Among Phebe's ancestors was a very remarkable man named Jean Louis de Congo, who was brought over from the Congo around 1770 and sold into the Decuir family (my line), and remained with them until 1792, when the son of Jean Louis de Congo's master freed Jean Louis "for good and faithful service." As a free man of color, Jean Louis, over the next 28 years, proceeded to purchase land and farm it and earn enough money to buy his wife, who had been sold to another family, and his three daughters, who ended up with my Broussard ancestral grandfather. Sadly, Jean Louis was never able to purchase his son, who was freed ten years after his father's death. So I knew I had to base a story on this man. But the series is also set against a backdrop of both black and white plantation owners.
During the first half of the 1800s there were many extremely wealthy black planters in Louisiana, who also owned slaves, and who lived very luxurious lifestyles. Their children were well-educated, schooled in all the social graces, and entered into marriages arranged by their fathers, often with lengthy prenuptial agreements that included such things as a parcel of land and how many slaves one or both might bring to the marriage. Mixing with slaves was strictly taboo. So of course in GILDED CAGE, the last book in my DAUGHTERS OF PRIVILEGE trilogy, my heroine, who is already contracted to marry the son of a wealthy planter, falls in love with one of her father's slaves, so it will be a very bumpy journey for her.

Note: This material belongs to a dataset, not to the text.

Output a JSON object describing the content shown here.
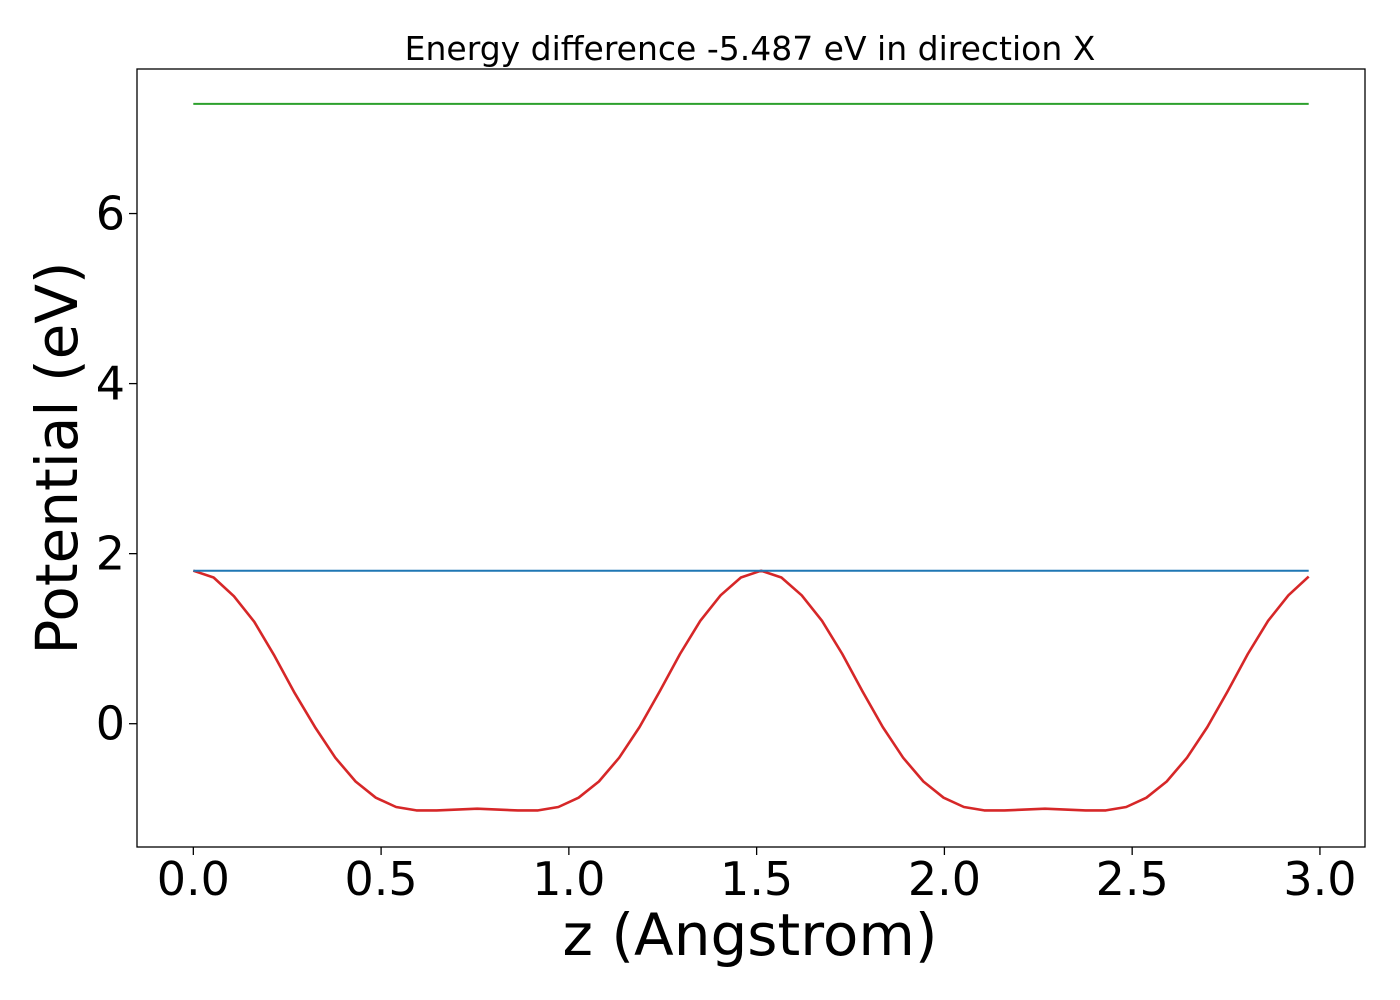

Among Phebe's ancestors was a very remarkable man named Jean Louis de Congo, who was brought over from the Congo around 1770 and sold into the Decuir family (my line), and remained with them until 1792, when the son of Jean Louis de Congo's master freed Jean Louis "for good and faithful service." As a free man of color, Jean Louis, over the next 28 years, proceeded to purchase land and farm it and earn enough money to buy his wife, who had been sold to another family, and his three daughters, who ended up with my Broussard ancestral grandfather. Sadly, Jean Louis was never able to purchase his son, who was freed ten years after his father's death. So I knew I had to base a story on this man. But the series is also set against a backdrop of both black and white plantation owners.

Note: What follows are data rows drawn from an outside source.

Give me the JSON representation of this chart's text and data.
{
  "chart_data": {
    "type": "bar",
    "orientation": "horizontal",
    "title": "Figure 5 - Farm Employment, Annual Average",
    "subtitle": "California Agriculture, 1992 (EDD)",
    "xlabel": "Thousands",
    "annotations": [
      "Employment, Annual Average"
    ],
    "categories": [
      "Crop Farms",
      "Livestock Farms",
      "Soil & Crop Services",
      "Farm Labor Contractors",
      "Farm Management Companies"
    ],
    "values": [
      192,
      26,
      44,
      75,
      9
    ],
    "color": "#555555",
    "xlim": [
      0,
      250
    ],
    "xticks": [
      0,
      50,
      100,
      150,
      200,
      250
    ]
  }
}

During the first half of the 1800s there were many extremely wealthy black planters in Louisiana, who also owned slaves, and who lived very luxurious lifestyles. Their children were well-educated, schooled in all the social graces, and entered into marriages arranged by their fathers, often with lengthy prenuptial agreements that included such things as a parcel of land and how many slaves one or both might bring to the marriage. Mixing with slaves was strictly taboo. So of course in GILDED CAGE, the last book in my DAUGHTERS OF PRIVILEGE trilogy, my heroine, who is already contracted to marry the son of a wealthy planter, falls in love with one of her father's slaves, so it will be a very bumpy journey for her.
In the BREAKING FREE SERIES I will focus on Jean Louis de Congo as the hero in the first book of the TIES THAT BIND trilogy, and his journey from slave to freedom to purchasing his wife's freedom and being reunited with her after she'd been sold to another plantation. Books 2 & 3 of the first trilogy will feature Jean Louis de Congo's daughters. The heroes of these books will be freed men of color, who are also upcoming planters, and ultimately plantation owners. My DAUGHTERS OF PRIVILEGE trilogy will feature the children (the next generation) of Jean Louis' daughters, whose fathers are wealthy black plantation owners who expect their children to marry men and women of their choosing in arranged marriages. When my heroine in GILDED CAGE falls in love with one of her father's slaves, the series will have come full circle, and Jean Louis, by then an old man, will know that his granddaughter married for love. Of course there will be a happy and satisfying ending, but there are many ways for this to come about and I won't know what the ending will be until I get there.